La lectura sobre la ciudad deja al descubierto una alerta institucional, se invoca claridad desde el poder, pero siguen presentes señales críticas y una transición sin un relevo plenamente asumido.

Santiago queda descrita aquí como una paradoja política: en plena transición de liderazgo todavía inconclusa y con consensos que durante décadas sostuvieron el Plan Estratégico de Santiago (PES) ya debilitados, se busca presentar al liderazgo gubernamental como un referente de claridad. Sin embargo, el propio texto reconoce que persisten señales neurálgicas y que la ciudad corre el riesgo de extraviarse justo cuando suma logros.

La pieza recuerda que, tras la desaparición física o activa de varios referentes, ese espacio no ha sido ocupado de manera plena. Esa ausencia no es un detalle menor, sino una advertencia institucional sobre la capacidad real de conducción en una plaza clave del Cibao. Por eso, aunque se cite al presidente Luis Abinader, a la vicepresidenta Raquel Peña, al alcalde Ulises Rodríguez, a la gobernadora y al senador como promotores de iniciativas, la duda central sigue siendo la misma: resultados, continuidad y rendición de cuentas en una ciudad que, según el propio texto, ya no dispone de los consensos de antes.

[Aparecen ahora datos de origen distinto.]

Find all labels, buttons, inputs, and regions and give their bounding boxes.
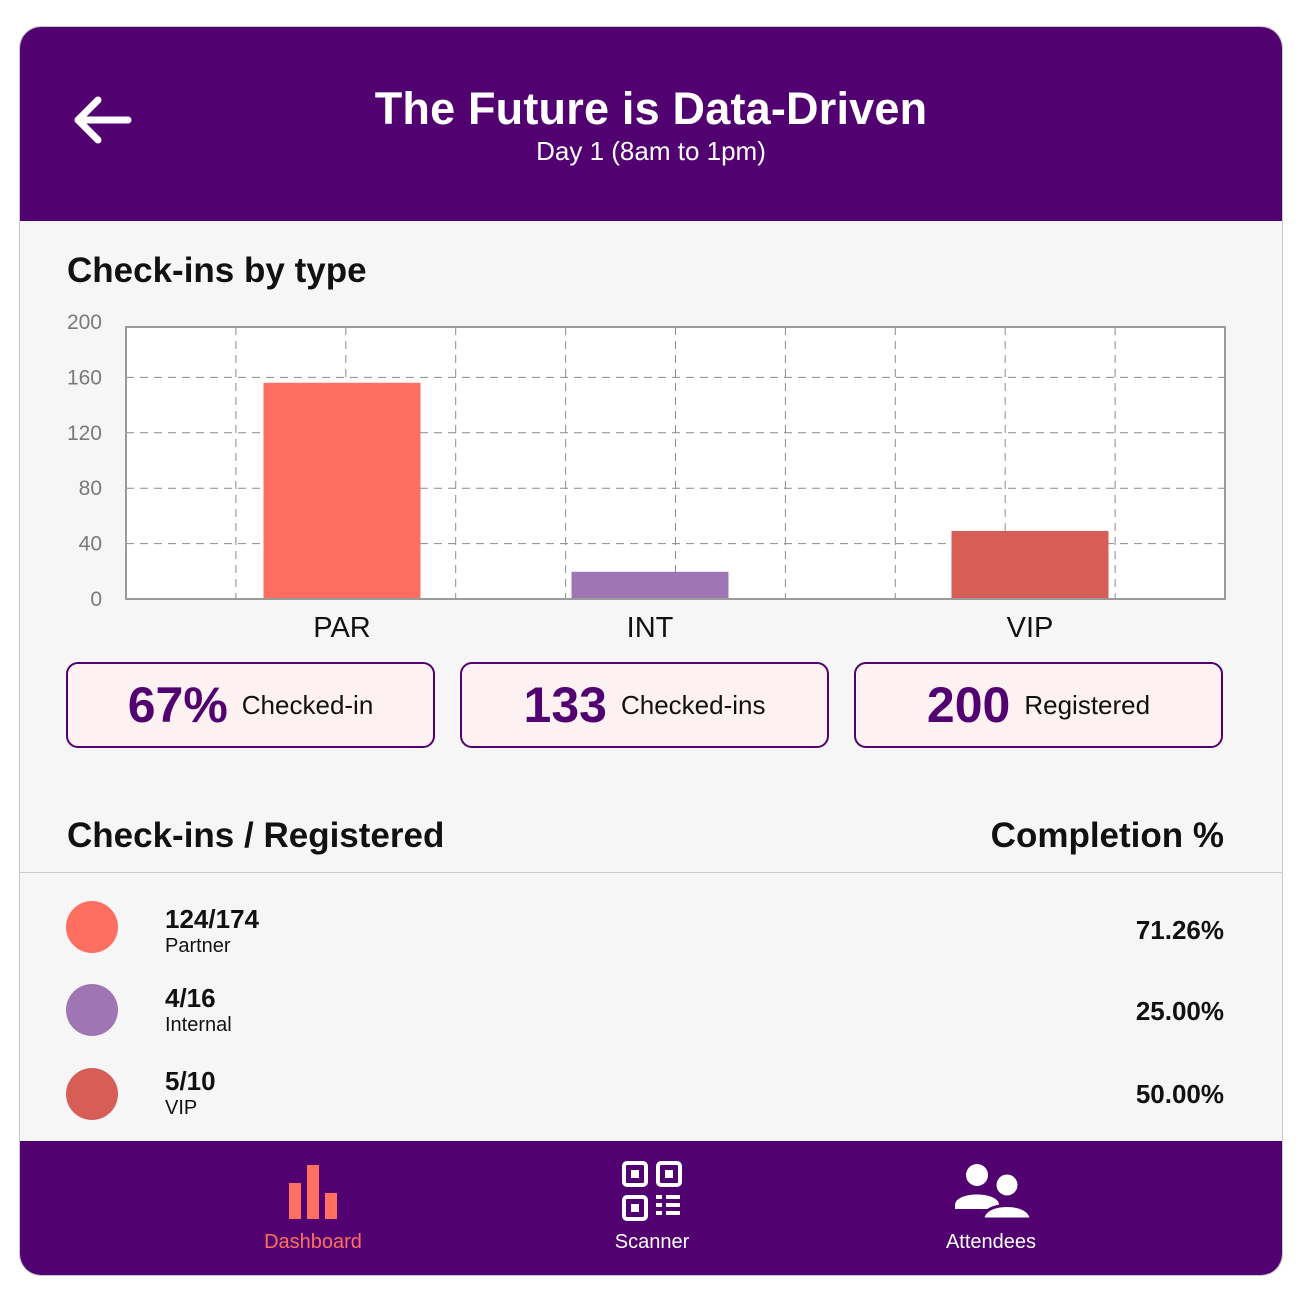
y-tick-label: 120	[67, 422, 102, 445]
x-tick-label: VIP	[1007, 612, 1054, 644]
row-count: 124/174	[165, 904, 259, 934]
row-name: VIP	[165, 1097, 198, 1119]
people-icon	[955, 1164, 1031, 1221]
list-item-vip: 5/10 VIP 50.00%	[20, 1055, 1282, 1125]
stat-value: 67%	[127, 677, 228, 733]
stat-label: Registered	[1024, 689, 1151, 720]
y-tick-label: 200	[67, 311, 102, 334]
nav-item-attendees[interactable]: Attendees	[891, 1141, 1091, 1275]
y-tick-label: 160	[67, 366, 102, 389]
stat-label: Checked-ins	[620, 689, 766, 720]
bar-par	[263, 382, 421, 599]
row-percent: 50.00%	[1135, 1079, 1224, 1109]
completion-heading: Completion %	[990, 816, 1224, 855]
bottom-nav: Dashboard Scanner Attendees	[20, 1141, 1282, 1275]
x-tick-label: INT	[627, 612, 674, 644]
plot-area	[126, 327, 1225, 599]
stat-card-registered: 200 Registered	[854, 662, 1223, 748]
qr-code-icon	[622, 1161, 682, 1221]
event-subtitle: Day 1 (8am to 1pm)	[536, 136, 766, 166]
stat-value: 200	[926, 677, 1011, 733]
stat-label: Checked-in	[241, 689, 374, 720]
stat-card-percent: 67% Checked-in	[66, 662, 435, 748]
row-percent: 71.26%	[1135, 915, 1224, 945]
row-name: Internal	[165, 1014, 232, 1036]
row-percent: 25.00%	[1135, 996, 1224, 1026]
checkins-by-type-title: Check-ins by type	[67, 251, 367, 290]
y-tick-label: 40	[79, 533, 102, 556]
checkins-registered-heading: Check-ins / Registered	[67, 816, 445, 855]
nav-label: Scanner	[614, 1231, 690, 1253]
nav-label: Dashboard	[264, 1231, 362, 1253]
list-item-internal: 4/16 Internal 25.00%	[20, 972, 1282, 1042]
bar-chart-icon	[289, 1165, 337, 1219]
stat-card-checkins: 133 Checked-ins	[460, 662, 829, 748]
app-frame: The Future is Data-Driven Day 1 (8am to …	[19, 26, 1283, 1276]
row-name: Partner	[165, 935, 231, 957]
bar-vip	[951, 531, 1109, 599]
row-count: 5/10	[165, 1066, 216, 1096]
nav-label: Attendees	[945, 1231, 1037, 1253]
divider	[20, 872, 1282, 873]
list-item-partner: 124/174 Partner 71.26%	[20, 893, 1282, 963]
legend-dot	[66, 901, 118, 953]
y-tick-label: 80	[79, 477, 102, 500]
header-bar: The Future is Data-Driven Day 1 (8am to …	[20, 27, 1282, 221]
x-tick-label: PAR	[313, 612, 370, 644]
y-tick-label: 0	[90, 588, 102, 611]
nav-item-dashboard[interactable]: Dashboard	[213, 1141, 413, 1275]
row-count: 4/16	[165, 983, 216, 1013]
plot-border	[125, 326, 1226, 600]
legend-dot	[66, 1068, 118, 1120]
bar-int	[571, 571, 729, 599]
legend-dot	[66, 984, 118, 1036]
stat-value: 133	[523, 677, 607, 733]
event-title: The Future is Data-Driven	[374, 83, 928, 134]
nav-item-scanner[interactable]: Scanner	[552, 1141, 752, 1275]
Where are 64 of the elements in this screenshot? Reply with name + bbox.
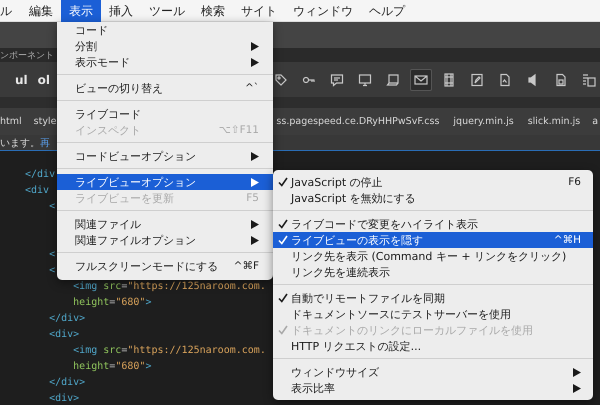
- document-icon[interactable]: [498, 72, 512, 86]
- code-line: <: [48, 200, 56, 214]
- code-line: <div>: [48, 328, 80, 342]
- menu-item[interactable]: ウィンドウサイズ: [273, 364, 593, 380]
- menu-bar-item[interactable]: 検索: [193, 0, 233, 22]
- menu-bar-item[interactable]: ヘルプ: [361, 0, 413, 22]
- toolbar-button[interactable]: [410, 68, 432, 90]
- menu-item[interactable]: 表示比率: [273, 380, 593, 396]
- tag-icon[interactable]: [274, 72, 288, 86]
- menu-item[interactable]: ライブコード: [57, 106, 273, 122]
- menu-item[interactable]: リンク先を表示 (Command キー + リンクをクリック): [273, 248, 593, 264]
- document-list-icon[interactable]: [582, 72, 596, 86]
- file-tab[interactable]: html: [0, 116, 22, 127]
- panel-tab[interactable]: ンポーネント: [0, 48, 54, 62]
- code-line: <img src="https://125naroom.com.: [72, 344, 266, 358]
- envelope-icon[interactable]: [414, 72, 428, 86]
- file-tab[interactable]: slick.min.js: [528, 116, 580, 127]
- menu-bar-item[interactable]: サイト: [233, 0, 285, 22]
- code-line: height="680">: [72, 360, 152, 374]
- monitor-icon[interactable]: [358, 72, 372, 86]
- menu-item[interactable]: HTTP リクエストの設定...: [273, 338, 593, 354]
- menu-item[interactable]: ライブコードで変更をハイライト表示: [273, 216, 593, 232]
- menu-item[interactable]: コード: [57, 22, 273, 38]
- info-link[interactable]: 再: [40, 136, 50, 150]
- menu-item[interactable]: JavaScript の停止 F6: [273, 174, 593, 190]
- menu-item[interactable]: 関連ファイル: [57, 216, 273, 232]
- code-line: <: [48, 248, 56, 262]
- menu-bar-item[interactable]: 編集: [21, 0, 61, 22]
- code-line: </div>: [48, 312, 86, 326]
- menu-bar-item[interactable]: 表示: [61, 0, 101, 22]
- menu-item[interactable]: リンク先を連続表示: [273, 264, 593, 280]
- code-line: <div: [25, 184, 50, 198]
- toolbar-button[interactable]: ul: [10, 72, 33, 86]
- menu-item[interactable]: 表示モード: [57, 54, 273, 70]
- info-text: います。: [0, 136, 40, 150]
- menu-item[interactable]: ビューの切り替え ^`: [57, 80, 273, 96]
- menu-item[interactable]: 分割: [57, 38, 273, 54]
- menu-bar-item[interactable]: ウィンドウ: [285, 0, 361, 22]
- file-tab[interactable]: jquery.min.js: [453, 116, 514, 127]
- menu-bar-item[interactable]: ツール: [141, 0, 193, 22]
- comment-icon[interactable]: [330, 72, 344, 86]
- menu-item[interactable]: 自動でリモートファイルを同期: [273, 290, 593, 306]
- file-tab[interactable]: style: [34, 116, 56, 127]
- menu-item[interactable]: ライブビューの表示を隠す ^⌘H: [273, 232, 593, 248]
- menu-item[interactable]: ドキュメントソースにテストサーバーを使用: [273, 306, 593, 322]
- code-line: <div>: [48, 392, 80, 405]
- code-line: height="680">: [72, 296, 152, 310]
- menu-item[interactable]: 関連ファイルオプション: [57, 232, 273, 248]
- document-icon[interactable]: [554, 72, 568, 86]
- menu-item[interactable]: コードビューオプション: [57, 148, 273, 164]
- file-tab[interactable]: ss.pagespeed.ce.DRyHHPwSvF.css: [276, 116, 440, 127]
- menu-bar-item[interactable]: 挿入: [101, 0, 141, 22]
- code-line: <img src="https://125naroom.com.: [72, 280, 266, 294]
- code-line: </div>: [48, 376, 86, 390]
- code-line: <: [48, 264, 56, 278]
- code-line: </div: [25, 168, 56, 182]
- menu-item[interactable]: ライブビューオプション: [57, 174, 273, 190]
- menu-item[interactable]: JavaScript を無効にする: [273, 190, 593, 206]
- pencil-document-icon[interactable]: [470, 72, 484, 86]
- toolbar-button[interactable]: ol: [32, 72, 56, 86]
- file-tab[interactable]: a: [592, 116, 598, 127]
- menu-item[interactable]: フルスクリーンモードにする ^⌘F: [57, 258, 273, 274]
- film-icon[interactable]: [442, 72, 456, 86]
- menu-bar-item[interactable]: ル: [0, 0, 21, 22]
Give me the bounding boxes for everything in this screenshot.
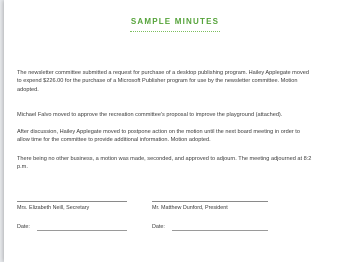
president-signature-line: [152, 201, 268, 202]
paragraph-line: adopted.: [17, 86, 39, 93]
paragraph-postpone-motion: After discussion, Hailey Applegate moved…: [17, 128, 300, 145]
paragraph-line: The newsletter committee submitted a req…: [17, 70, 309, 76]
paragraph-line: to expend $226.00 for the purchase of a …: [17, 78, 298, 85]
paragraph-publishing-program: The newsletter committee submitted a req…: [17, 69, 309, 94]
paragraph-line: There being no other business, a motion …: [17, 156, 312, 162]
paragraph-playground-proposal: Michael Falvo moved to approve the recre…: [17, 111, 282, 119]
paragraph-line: After discussion, Hailey Applegate moved…: [17, 129, 300, 135]
document-page: SAMPLE MINUTES The newsletter committee …: [4, 0, 346, 262]
secretary-signature-line: [17, 201, 127, 202]
secretary-name: Mrs. Elizabeth Neill, Secretary: [17, 205, 90, 211]
paragraph-line: Michael Falvo moved to approve the recre…: [17, 112, 283, 118]
paragraph-line: p.m.: [17, 164, 28, 171]
document-title: SAMPLE MINUTES: [130, 17, 220, 26]
president-name: Mr. Matthew Dunford, President: [152, 205, 228, 211]
title-underline: [130, 31, 220, 32]
paragraph-adjournment: There being no other business, a motion …: [17, 155, 311, 172]
president-date-label: Date:: [152, 224, 165, 230]
secretary-date-label: Date:: [17, 224, 30, 230]
secretary-date-blank: [37, 230, 127, 231]
president-date-blank: [172, 230, 268, 231]
paragraph-line: allow time for the committee to provide …: [17, 137, 211, 144]
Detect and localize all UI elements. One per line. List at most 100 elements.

También se admiten aportes conceptuales de Manuel Estrella y de empresarios como Félix García y Miky Lama. Aun así, el contraste entre ideas, proyectos e iniciativas teóricas y la advertencia sobre decisiones de alto valor con reacción limitada vuelve a colocar en primer plano la distancia entre discurso y realidad. Es ahí donde la sociedad civil y los espacios de planificación quedan llamados a vigilar más, no menos, a un poder que intenta capitalizar la narrativa del liderazgo mientras el problema de fondo permanece abierto.

La discusión, en definitiva, no es literaria ni simbólica. Es política e institucional: si Santiago corre el riesgo de regresar al puerto de origen, el desgaste de gestión y la falta de una visión estratégicamente consolidada no pueden maquillarse con conceptualizaciones ni con presencia oficial. El Congreso, los actores locales y la ciudadanía tienen el reto de fiscalizar para que la ciudad no quede atrapada entre la propaganda del mando y los resultados todavía pendientes.